Entretanto, divulgar experiências pode ter mérito
educativo, desde que o objetivo seja instruir, inspirar e multiplicar esforços,
e não buscar reconhecimento pessoal. O risco está em confundir testemunho
edificante com autopromoção.
Como bem registrou Kardec na Revista Espírita
(agosto de 1864), “a obra do bem é sua própria propaganda”.
Conclusão
O orgulho, quando ligado à vaidade, é um entrave
espiritual. Mas a satisfação íntima pelo dever cumprido é legítima e necessária
ao nosso estágio evolutivo, servindo de estímulo ao progresso. O desafio está
em transformá-la em humildade ativa, canalizando a alegria do bem para novas
realizações.
O fracasso, por sua vez, não deve ser motivo de
vergonha, mas de aprendizado. E a divulgação das boas obras só é válida quando
movida pelo desejo sincero de inspirar, e não pela vaidade de exibir.
A Doutrina Espírita nos convida, portanto, a
trilhar o caminho do equilíbrio: agir sempre no bem, com simplicidade,
confiança e humildade, lembrando que a verdadeira grandeza se mede pelo
desapego de si mesmo e pela dedicação desinteressada ao próximo.
Referências
- Kardec, Allan. O Livro dos Espíritos, questões 785 e 919.

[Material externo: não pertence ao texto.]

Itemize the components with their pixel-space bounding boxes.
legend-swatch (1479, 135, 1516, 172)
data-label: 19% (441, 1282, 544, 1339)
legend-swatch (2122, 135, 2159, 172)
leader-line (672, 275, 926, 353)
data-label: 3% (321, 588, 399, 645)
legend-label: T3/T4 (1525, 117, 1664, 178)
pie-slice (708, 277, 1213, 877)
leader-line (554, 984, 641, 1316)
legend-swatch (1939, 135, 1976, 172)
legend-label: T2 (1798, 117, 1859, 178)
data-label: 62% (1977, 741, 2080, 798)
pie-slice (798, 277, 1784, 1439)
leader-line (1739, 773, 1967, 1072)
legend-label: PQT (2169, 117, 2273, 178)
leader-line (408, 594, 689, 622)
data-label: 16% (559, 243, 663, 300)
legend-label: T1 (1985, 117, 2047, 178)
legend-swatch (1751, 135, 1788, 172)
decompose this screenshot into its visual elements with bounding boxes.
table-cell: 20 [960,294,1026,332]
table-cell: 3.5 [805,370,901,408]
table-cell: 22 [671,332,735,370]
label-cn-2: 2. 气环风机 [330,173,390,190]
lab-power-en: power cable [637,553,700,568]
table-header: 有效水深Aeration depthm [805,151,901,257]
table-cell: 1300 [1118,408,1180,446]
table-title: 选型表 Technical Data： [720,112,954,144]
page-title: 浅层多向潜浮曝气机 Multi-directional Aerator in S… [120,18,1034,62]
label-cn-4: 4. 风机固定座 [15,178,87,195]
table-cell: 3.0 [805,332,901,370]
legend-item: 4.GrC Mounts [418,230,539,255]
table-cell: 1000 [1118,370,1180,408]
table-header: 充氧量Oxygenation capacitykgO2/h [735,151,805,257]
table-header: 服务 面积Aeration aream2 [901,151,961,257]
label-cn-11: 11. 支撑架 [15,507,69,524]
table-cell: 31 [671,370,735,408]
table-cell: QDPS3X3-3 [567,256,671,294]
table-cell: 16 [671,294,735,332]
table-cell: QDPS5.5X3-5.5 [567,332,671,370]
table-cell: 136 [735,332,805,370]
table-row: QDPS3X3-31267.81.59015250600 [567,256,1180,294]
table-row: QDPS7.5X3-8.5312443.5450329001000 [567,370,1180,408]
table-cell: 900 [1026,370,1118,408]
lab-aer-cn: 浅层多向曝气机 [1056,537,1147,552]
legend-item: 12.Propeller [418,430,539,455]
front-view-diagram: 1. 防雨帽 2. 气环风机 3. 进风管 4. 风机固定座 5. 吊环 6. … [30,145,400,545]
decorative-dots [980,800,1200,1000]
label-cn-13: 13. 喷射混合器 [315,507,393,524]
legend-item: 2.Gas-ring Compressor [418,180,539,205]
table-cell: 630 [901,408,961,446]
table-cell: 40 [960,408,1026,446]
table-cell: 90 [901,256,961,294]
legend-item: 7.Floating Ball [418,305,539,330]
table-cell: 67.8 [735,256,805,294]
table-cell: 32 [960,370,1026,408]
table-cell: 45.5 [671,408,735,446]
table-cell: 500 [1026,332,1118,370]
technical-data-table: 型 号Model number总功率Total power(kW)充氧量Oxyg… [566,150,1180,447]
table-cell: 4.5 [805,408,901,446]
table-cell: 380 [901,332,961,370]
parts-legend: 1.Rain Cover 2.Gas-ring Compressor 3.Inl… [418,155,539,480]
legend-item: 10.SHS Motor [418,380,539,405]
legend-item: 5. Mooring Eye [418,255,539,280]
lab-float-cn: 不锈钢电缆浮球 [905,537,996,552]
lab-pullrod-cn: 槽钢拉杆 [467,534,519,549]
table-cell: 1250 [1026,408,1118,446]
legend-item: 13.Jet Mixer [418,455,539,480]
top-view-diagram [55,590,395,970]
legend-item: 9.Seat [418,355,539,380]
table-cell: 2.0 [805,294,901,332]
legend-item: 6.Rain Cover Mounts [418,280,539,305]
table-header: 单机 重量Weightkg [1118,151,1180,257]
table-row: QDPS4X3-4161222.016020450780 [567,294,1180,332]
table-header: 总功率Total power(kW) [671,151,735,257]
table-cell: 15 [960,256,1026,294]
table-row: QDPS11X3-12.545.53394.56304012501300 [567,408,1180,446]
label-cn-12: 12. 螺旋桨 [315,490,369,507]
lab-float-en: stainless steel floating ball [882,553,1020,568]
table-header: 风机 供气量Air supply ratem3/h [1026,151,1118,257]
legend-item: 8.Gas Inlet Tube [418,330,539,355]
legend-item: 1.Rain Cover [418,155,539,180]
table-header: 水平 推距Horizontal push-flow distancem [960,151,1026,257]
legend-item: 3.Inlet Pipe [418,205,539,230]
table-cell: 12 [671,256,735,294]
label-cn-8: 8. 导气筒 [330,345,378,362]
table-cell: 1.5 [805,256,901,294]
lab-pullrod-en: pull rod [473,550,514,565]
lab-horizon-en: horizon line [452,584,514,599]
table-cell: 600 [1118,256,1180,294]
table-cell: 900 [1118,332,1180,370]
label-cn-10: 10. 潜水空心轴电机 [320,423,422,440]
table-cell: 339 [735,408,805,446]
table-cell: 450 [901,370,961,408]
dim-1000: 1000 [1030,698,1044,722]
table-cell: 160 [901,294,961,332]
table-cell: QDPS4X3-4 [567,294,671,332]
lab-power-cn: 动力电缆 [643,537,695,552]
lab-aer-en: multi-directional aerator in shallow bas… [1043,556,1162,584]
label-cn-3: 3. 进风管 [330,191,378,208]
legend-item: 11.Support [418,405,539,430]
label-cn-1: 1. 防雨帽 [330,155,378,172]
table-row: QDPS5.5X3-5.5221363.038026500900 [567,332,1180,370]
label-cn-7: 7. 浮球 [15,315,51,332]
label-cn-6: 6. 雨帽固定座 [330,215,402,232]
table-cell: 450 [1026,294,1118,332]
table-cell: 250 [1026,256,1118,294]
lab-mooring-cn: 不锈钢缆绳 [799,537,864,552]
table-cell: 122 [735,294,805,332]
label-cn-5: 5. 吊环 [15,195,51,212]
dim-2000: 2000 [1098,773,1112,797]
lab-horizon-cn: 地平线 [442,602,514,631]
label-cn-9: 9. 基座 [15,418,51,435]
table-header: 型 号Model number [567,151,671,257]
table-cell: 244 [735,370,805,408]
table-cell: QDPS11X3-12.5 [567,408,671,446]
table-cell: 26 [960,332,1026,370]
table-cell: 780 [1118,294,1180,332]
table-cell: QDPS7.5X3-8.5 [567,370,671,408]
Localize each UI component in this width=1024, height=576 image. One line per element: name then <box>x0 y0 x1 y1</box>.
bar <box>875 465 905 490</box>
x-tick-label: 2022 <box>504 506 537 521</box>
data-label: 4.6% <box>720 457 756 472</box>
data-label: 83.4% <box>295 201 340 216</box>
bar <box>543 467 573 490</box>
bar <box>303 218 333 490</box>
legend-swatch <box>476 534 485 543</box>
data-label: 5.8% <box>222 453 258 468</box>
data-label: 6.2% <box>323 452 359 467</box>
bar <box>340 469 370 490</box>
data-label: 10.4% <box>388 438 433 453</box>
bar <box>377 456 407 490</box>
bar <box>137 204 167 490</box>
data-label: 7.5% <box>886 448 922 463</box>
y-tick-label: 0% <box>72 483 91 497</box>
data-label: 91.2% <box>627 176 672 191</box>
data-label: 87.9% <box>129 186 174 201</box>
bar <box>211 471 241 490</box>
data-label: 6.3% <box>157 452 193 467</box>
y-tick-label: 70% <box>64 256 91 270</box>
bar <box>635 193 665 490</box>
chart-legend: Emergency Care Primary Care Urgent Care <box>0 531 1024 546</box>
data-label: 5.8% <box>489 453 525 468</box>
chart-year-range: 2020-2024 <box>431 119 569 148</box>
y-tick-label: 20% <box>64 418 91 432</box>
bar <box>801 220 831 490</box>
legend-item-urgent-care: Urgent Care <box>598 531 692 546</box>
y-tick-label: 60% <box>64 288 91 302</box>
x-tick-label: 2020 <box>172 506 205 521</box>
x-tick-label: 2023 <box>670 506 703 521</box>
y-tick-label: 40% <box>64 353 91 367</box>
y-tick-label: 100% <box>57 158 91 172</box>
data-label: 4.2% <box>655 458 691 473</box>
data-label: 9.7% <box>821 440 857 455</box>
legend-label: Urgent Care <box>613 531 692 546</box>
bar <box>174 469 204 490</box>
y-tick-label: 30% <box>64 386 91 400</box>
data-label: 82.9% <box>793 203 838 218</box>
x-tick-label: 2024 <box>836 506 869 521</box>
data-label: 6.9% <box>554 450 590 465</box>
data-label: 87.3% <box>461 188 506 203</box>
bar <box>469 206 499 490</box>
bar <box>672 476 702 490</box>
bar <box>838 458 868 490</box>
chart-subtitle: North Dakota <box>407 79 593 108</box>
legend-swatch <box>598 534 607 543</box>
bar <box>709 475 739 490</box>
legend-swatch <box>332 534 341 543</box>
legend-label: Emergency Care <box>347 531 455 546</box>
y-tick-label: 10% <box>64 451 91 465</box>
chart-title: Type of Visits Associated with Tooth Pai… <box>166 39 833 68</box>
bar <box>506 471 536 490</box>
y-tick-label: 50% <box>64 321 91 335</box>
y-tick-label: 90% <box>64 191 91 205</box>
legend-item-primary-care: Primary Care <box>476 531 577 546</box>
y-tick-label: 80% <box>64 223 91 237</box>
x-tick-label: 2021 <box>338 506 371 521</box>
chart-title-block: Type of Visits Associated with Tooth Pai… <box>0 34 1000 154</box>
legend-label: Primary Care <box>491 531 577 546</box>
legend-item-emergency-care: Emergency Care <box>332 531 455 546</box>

- Kardec, Allan. O Evangelho Segundo o Espiritismo, cap. V.
- Kardec, Allan. A Gênese.
- Revista Espírita (1858–1869), especialmente:
- Março de 1860 – Advertências sobre adulação e orgulho.
- Julho de 1862 – Reflexões sobre insucesso e aprendizado.
- Dezembro de 1863 – Comentários sobre o “orgulho do bem”.
- Agosto de 1864 – O valor intrínseco da obra do bem.
- Costa, Renato, Como tratar o sentimento de orgulho: reflexões, RIE, Ano LXXXIII, nº 10, novembro de 2008.